Your posts, unless it is on your family and friends Facebook page, should be driven by your personal vision statement. Your Personal Vision Statement — also known as your PVS — describes what you want to accomplish with your career and how you want to get there. It is the bedrock of your personal strategic plan. The overriding theme should be driven by the brand image you want to develop and maintain and for what professional expertise you want to be known for. That should drive any post you make on your professional Facebook page and, more importantly, on LinkedIn which has more horsepower, business-wise. In the end, it is all about messaging discipline.

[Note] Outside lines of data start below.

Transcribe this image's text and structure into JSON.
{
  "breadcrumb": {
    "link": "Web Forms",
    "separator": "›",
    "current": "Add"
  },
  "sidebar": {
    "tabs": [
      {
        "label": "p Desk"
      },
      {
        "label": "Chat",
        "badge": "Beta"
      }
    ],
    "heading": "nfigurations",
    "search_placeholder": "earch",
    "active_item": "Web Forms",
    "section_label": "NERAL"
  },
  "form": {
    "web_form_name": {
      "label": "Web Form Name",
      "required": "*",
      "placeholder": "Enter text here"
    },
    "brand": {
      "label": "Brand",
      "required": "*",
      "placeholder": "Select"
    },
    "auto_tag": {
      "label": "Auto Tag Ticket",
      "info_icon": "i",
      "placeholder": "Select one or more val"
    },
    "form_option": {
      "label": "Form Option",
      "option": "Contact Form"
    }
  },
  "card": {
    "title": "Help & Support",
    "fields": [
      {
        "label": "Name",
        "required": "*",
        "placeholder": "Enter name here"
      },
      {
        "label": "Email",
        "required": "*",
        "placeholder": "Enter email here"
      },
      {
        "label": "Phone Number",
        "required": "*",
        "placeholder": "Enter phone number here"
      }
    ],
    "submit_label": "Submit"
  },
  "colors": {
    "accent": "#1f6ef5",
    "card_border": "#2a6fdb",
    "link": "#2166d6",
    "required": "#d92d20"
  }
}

Never be snarky, even when someone questions, or worse, criticizes you for a post you made. For example, in healthcare today it is hard to avoid politics, especially when it comes to something that stirs a range of emotions like the grand repeal and replace debate happening this week in Washington. Even if you are an independent like me, or perhaps a political agnostic, you have to understand that sometimes you will be trolled even for a post that addresses some public policy issue that is important to the healthcare reform debate but comes down on the wrong side of a troll’s point of view. It is very tempting and so very easy to respond to some grossly misinformed troll who is just trying to stir the pot and influence your friends by challenging your point of view, or worse, labeling the report or analysis you posted as ridiculous garbage. Of course, that is when it gets really tempting to fire back, engaging in a series of rapid fire, can’t you top this, responses. Don’t. Think about your mission statement, think about your brand. Check your ego at the door and maintain your message discipline.
Avoid the pure politics, especially on sites like LinkedIn. That is a no-no. When you veer off into the political arena on Facebook or on Twitter, especially in today’s erratic and combative political climate, you run the very real risk that you may be attacked. I have to be very careful because I have a deep and abiding interest in politics and policy. Today my rule of thumb is to ask myself more than twice, whether a post will be beneficial to those who read my news feed on sites like Facebook, or whether it will just irritate people and attract the partisan, sometimes irrational prowling ideologues who are ready to pounce.
Just because you get trolled occasionally, do not let that push you from using social media. It is a too powerful career management tool for that sort of exit stage left response the first time someone fires a shot across your bow.